This article caught my eye for two reasons: 1. I am an incredibly nostalgic person and oftentimes will sink into deep rose-tinted reveries for a few minutes every hour or so and, 2. I was a Star Wars kid growing up.
I was among the legions of fans waiting in line for the first prequel to come out to catch it at midnight. I went and saw all three re-releases when they hit the theaters again. I dated a guy in college who had a Count Dooku replica lightsaber and a jedi cloak and I found that to be cool. I read all of the Kevin J. Anderson Star Wars novels. I have a stuffed Ewok at home, a small army of Pez dispensers and a Star Wars leather jacket. I LOVE Star Wars. And, like many of my fellow Star Wars fans, I hate George Lucas.

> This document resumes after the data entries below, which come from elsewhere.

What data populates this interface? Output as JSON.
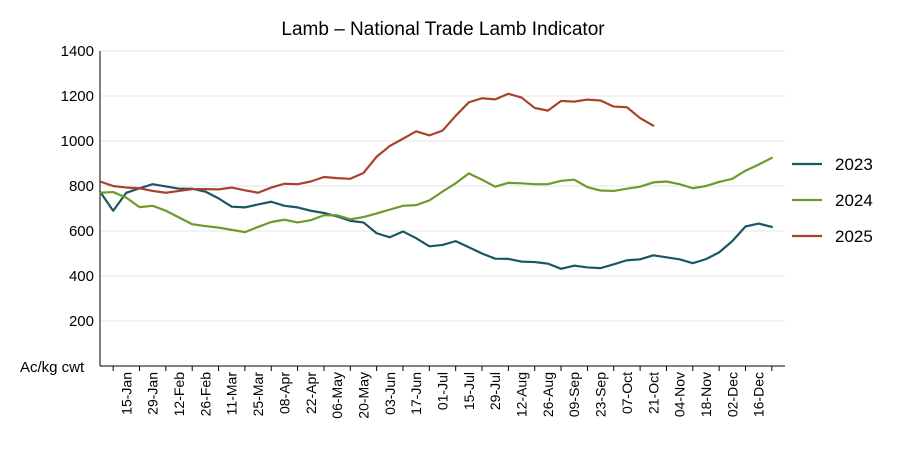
{
  "chart_data": {
    "type": "line",
    "title": "Lamb – National Trade Lamb Indicator",
    "ylabel": "Ac/kg cwt",
    "xlabel": "",
    "ylim": [
      0,
      1400
    ],
    "yticks": [
      200,
      400,
      600,
      800,
      1000,
      1200,
      1400
    ],
    "grid": "horizontal",
    "legend_position": "right",
    "x": [
      "1-Jan",
      "8-Jan",
      "15-Jan",
      "22-Jan",
      "29-Jan",
      "5-Feb",
      "12-Feb",
      "19-Feb",
      "26-Feb",
      "4-Mar",
      "11-Mar",
      "18-Mar",
      "25-Mar",
      "1-Apr",
      "8-Apr",
      "15-Apr",
      "22-Apr",
      "29-Apr",
      "6-May",
      "13-May",
      "20-May",
      "27-May",
      "3-Jun",
      "10-Jun",
      "17-Jun",
      "24-Jun",
      "1-Jul",
      "8-Jul",
      "15-Jul",
      "22-Jul",
      "29-Jul",
      "5-Aug",
      "12-Aug",
      "19-Aug",
      "26-Aug",
      "2-Sep",
      "9-Sep",
      "16-Sep",
      "23-Sep",
      "30-Sep",
      "7-Oct",
      "14-Oct",
      "21-Oct",
      "28-Oct",
      "4-Nov",
      "11-Nov",
      "18-Nov",
      "25-Nov",
      "2-Dec",
      "9-Dec",
      "16-Dec",
      "23-Dec",
      "30-Dec"
    ],
    "x_tick_labels": [
      "15-Jan",
      "29-Jan",
      "12-Feb",
      "26-Feb",
      "11-Mar",
      "25-Mar",
      "08-Apr",
      "22-Apr",
      "06-May",
      "20-May",
      "03-Jun",
      "17-Jun",
      "01-Jul",
      "15-Jul",
      "29-Jul",
      "12-Aug",
      "26-Aug",
      "09-Sep",
      "23-Sep",
      "07-Oct",
      "21-Oct",
      "04-Nov",
      "18-Nov",
      "02-Dec",
      "16-Dec"
    ],
    "series": [
      {
        "name": "2023",
        "color": "#1b5664",
        "values": [
          775,
          690,
          770,
          790,
          808,
          798,
          788,
          788,
          775,
          745,
          708,
          705,
          718,
          730,
          712,
          705,
          690,
          680,
          665,
          645,
          638,
          590,
          572,
          598,
          568,
          532,
          538,
          555,
          528,
          500,
          477,
          476,
          464,
          462,
          455,
          432,
          446,
          438,
          435,
          452,
          470,
          474,
          492,
          483,
          474,
          457,
          475,
          505,
          555,
          620,
          633,
          618,
          null
        ]
      },
      {
        "name": "2024",
        "color": "#6f9a2b",
        "values": [
          770,
          773,
          748,
          706,
          712,
          690,
          660,
          630,
          622,
          615,
          605,
          595,
          618,
          640,
          650,
          638,
          648,
          670,
          670,
          652,
          662,
          678,
          695,
          712,
          715,
          736,
          775,
          812,
          856,
          828,
          797,
          814,
          812,
          808,
          808,
          823,
          828,
          795,
          780,
          778,
          788,
          797,
          816,
          820,
          808,
          790,
          800,
          818,
          832,
          868,
          895,
          925,
          null
        ]
      },
      {
        "name": "2025",
        "color": "#a9412e",
        "values": [
          820,
          800,
          793,
          790,
          778,
          770,
          778,
          786,
          786,
          785,
          793,
          781,
          770,
          793,
          810,
          808,
          820,
          840,
          835,
          832,
          858,
          930,
          978,
          1010,
          1043,
          1025,
          1046,
          1112,
          1172,
          1190,
          1185,
          1210,
          1193,
          1147,
          1135,
          1178,
          1175,
          1184,
          1180,
          1153,
          1150,
          1102,
          1068,
          null,
          null,
          null,
          null,
          null,
          null,
          null,
          null,
          null,
          null
        ]
      }
    ]
  }
}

An article appearing on the website VeryEvolved talks about the Neuroscience of Nostalgia and why Lucas did more than just create an appalling series of prequels, but assaulted our very neurons.
From the article:
"Our brain isn’t the hard drive of a computer, and our memories aren’t hard coded and unchangeable. Every time you recall a memory it may become subtly altered and associated with what ever it was that triggered that old memory. If this trigger happens repeatedly, then you’re adding new layer of interpretation that will be recalled automatically with the old memory next time it’s called up.
A great example of this in action that also demonstrates fluid nostalgia, is the backlash against George Lucas. A large portion of 70’s and 80’s children had grown up owning Luke Skywalker and Darth Vader figures and playing in the backyard pretending sticks were light sabers. Fond childhood memories.

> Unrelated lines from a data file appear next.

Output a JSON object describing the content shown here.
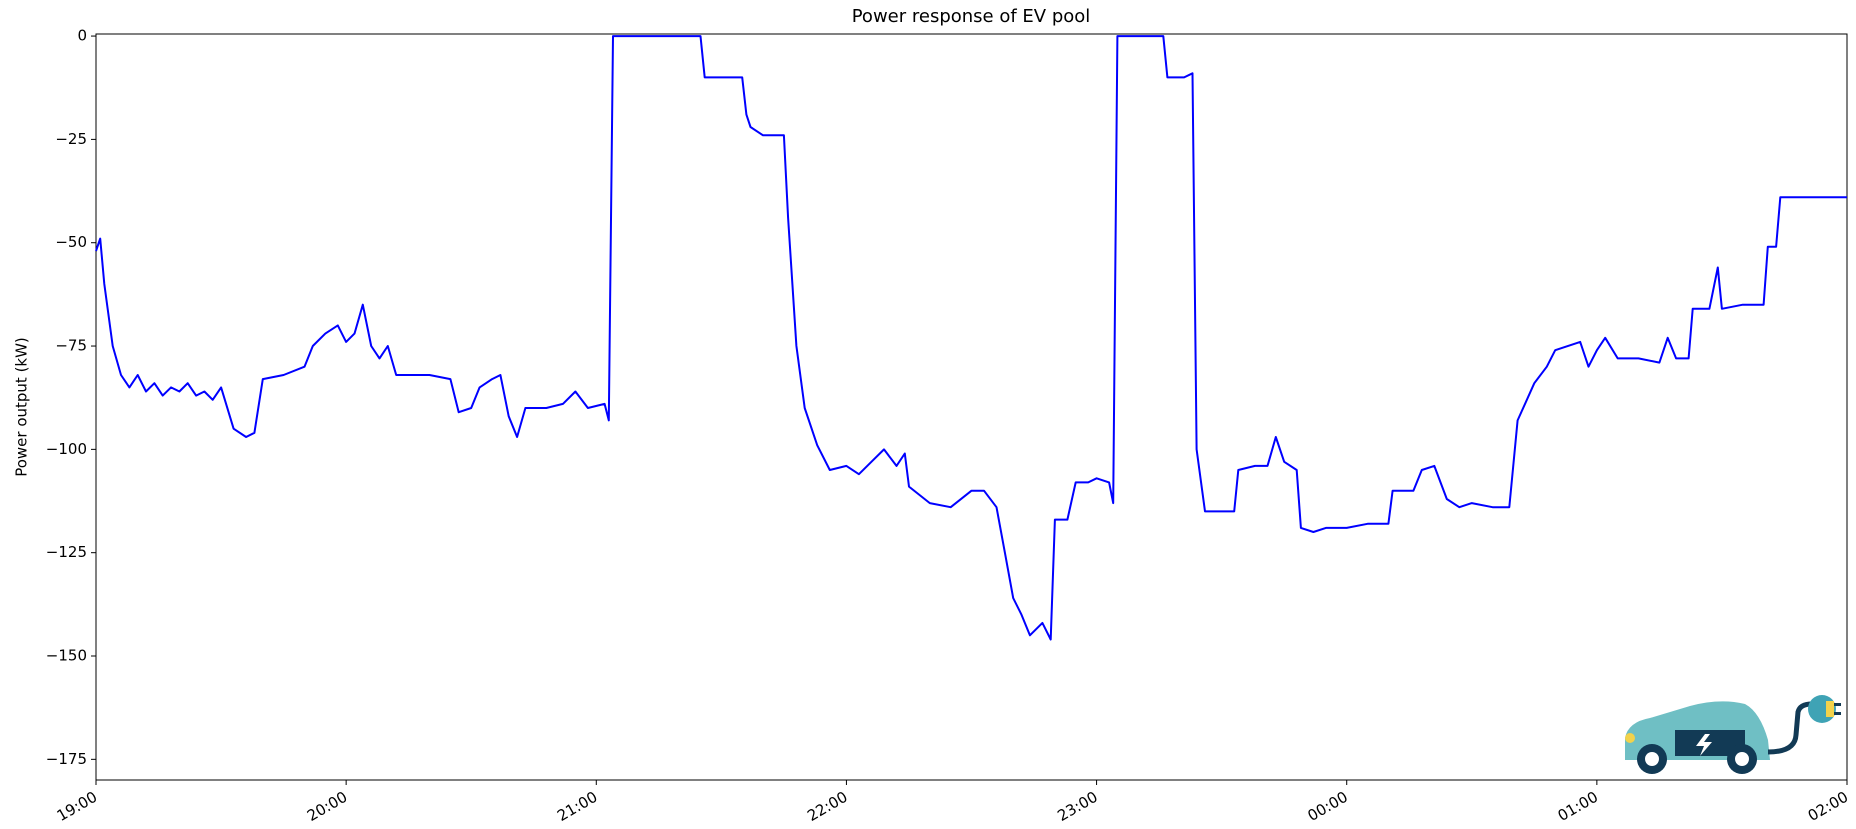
{
  "chart_data": {
    "type": "line",
    "title": "Power response of EV pool",
    "y_label": "Power output (kW)",
    "color": "#0000ff",
    "grid": false,
    "x": [
      "19:00",
      "19:01",
      "19:02",
      "19:04",
      "19:06",
      "19:08",
      "19:10",
      "19:12",
      "19:14",
      "19:16",
      "19:18",
      "19:20",
      "19:22",
      "19:24",
      "19:26",
      "19:28",
      "19:30",
      "19:33",
      "19:36",
      "19:38",
      "19:40",
      "19:45",
      "19:50",
      "19:52",
      "19:55",
      "19:58",
      "20:00",
      "20:02",
      "20:04",
      "20:06",
      "20:08",
      "20:10",
      "20:12",
      "20:16",
      "20:20",
      "20:25",
      "20:27",
      "20:30",
      "20:32",
      "20:35",
      "20:37",
      "20:39",
      "20:41",
      "20:43",
      "20:48",
      "20:52",
      "20:55",
      "20:58",
      "21:02",
      "21:03",
      "21:04",
      "21:10",
      "21:20",
      "21:25",
      "21:26",
      "21:30",
      "21:35",
      "21:36",
      "21:37",
      "21:40",
      "21:45",
      "21:46",
      "21:48",
      "21:50",
      "21:53",
      "21:56",
      "22:00",
      "22:03",
      "22:06",
      "22:09",
      "22:12",
      "22:14",
      "22:15",
      "22:20",
      "22:25",
      "22:30",
      "22:33",
      "22:36",
      "22:38",
      "22:40",
      "22:42",
      "22:44",
      "22:47",
      "22:49",
      "22:50",
      "22:53",
      "22:55",
      "22:58",
      "23:00",
      "23:03",
      "23:04",
      "23:05",
      "23:10",
      "23:16",
      "23:17",
      "23:21",
      "23:23",
      "23:24",
      "23:26",
      "23:30",
      "23:33",
      "23:34",
      "23:38",
      "23:41",
      "23:43",
      "23:45",
      "23:48",
      "23:49",
      "23:52",
      "23:55",
      "00:00",
      "00:05",
      "00:10",
      "00:11",
      "00:16",
      "00:18",
      "00:21",
      "00:24",
      "00:27",
      "00:30",
      "00:35",
      "00:39",
      "00:41",
      "00:45",
      "00:48",
      "00:50",
      "00:56",
      "00:58",
      "01:00",
      "01:02",
      "01:05",
      "01:10",
      "01:15",
      "01:17",
      "01:19",
      "01:22",
      "01:23",
      "01:27",
      "01:29",
      "01:30",
      "01:35",
      "01:40",
      "01:41",
      "01:43",
      "01:44",
      "01:50",
      "02:00"
    ],
    "values": [
      -52,
      -49,
      -60,
      -75,
      -82,
      -85,
      -82,
      -86,
      -84,
      -87,
      -85,
      -86,
      -84,
      -87,
      -86,
      -88,
      -85,
      -95,
      -97,
      -96,
      -83,
      -82,
      -80,
      -75,
      -72,
      -70,
      -74,
      -72,
      -65,
      -75,
      -78,
      -75,
      -82,
      -82,
      -82,
      -83,
      -91,
      -90,
      -85,
      -83,
      -82,
      -92,
      -97,
      -90,
      -90,
      -89,
      -86,
      -90,
      -89,
      -93,
      0,
      0,
      0,
      0,
      -10,
      -10,
      -10,
      -19,
      -22,
      -24,
      -24,
      -44,
      -75,
      -90,
      -99,
      -105,
      -104,
      -106,
      -103,
      -100,
      -104,
      -101,
      -109,
      -113,
      -114,
      -110,
      -110,
      -114,
      -125,
      -136,
      -140,
      -145,
      -142,
      -146,
      -117,
      -117,
      -108,
      -108,
      -107,
      -108,
      -113,
      0,
      0,
      0,
      -10,
      -10,
      -9,
      -100,
      -115,
      -115,
      -115,
      -105,
      -104,
      -104,
      -97,
      -103,
      -105,
      -119,
      -120,
      -119,
      -119,
      -118,
      -118,
      -110,
      -110,
      -105,
      -104,
      -112,
      -114,
      -113,
      -114,
      -114,
      -93,
      -84,
      -80,
      -76,
      -74,
      -80,
      -76,
      -73,
      -78,
      -78,
      -79,
      -73,
      -78,
      -78,
      -66,
      -66,
      -56,
      -66,
      -65,
      -65,
      -51,
      -51,
      -39,
      -39,
      -39
    ],
    "xlim": [
      "19:00",
      "02:00"
    ],
    "xticks": [
      "19:00",
      "20:00",
      "21:00",
      "22:00",
      "23:00",
      "00:00",
      "01:00",
      "02:00"
    ],
    "ylim": [
      -180,
      0.5
    ],
    "yticks": [
      {
        "value": -175,
        "label": "−175"
      },
      {
        "value": -150,
        "label": "−150"
      },
      {
        "value": -125,
        "label": "−125"
      },
      {
        "value": -100,
        "label": "−100"
      },
      {
        "value": -75,
        "label": "−75"
      },
      {
        "value": -50,
        "label": "−50"
      },
      {
        "value": -25,
        "label": "−25"
      },
      0
    ]
  }
}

When the first abysmal Star Wars Prequel was released the strong feelings against the film weren’t just those of disappointment at a bad movie. If it were that simple, we should also feel the same way about Police Academy 7.
The reaction can be partly explained by the sense of attack on our previously fond feelings. Watching the new movie automatically calls up memories from the previous series and all the pleasant childhood playtime memories associated with it. But recalling these fond memories in the context of a negative experience begins the process of re-coding, or modifying our old memories. This is an undesirable outcome for nostalgia as it is usually such a pleasant feeling. Naturally there is some resistance and cognitive dissonance when this happens and the brain will try to avoid it like any other unpleasant experience.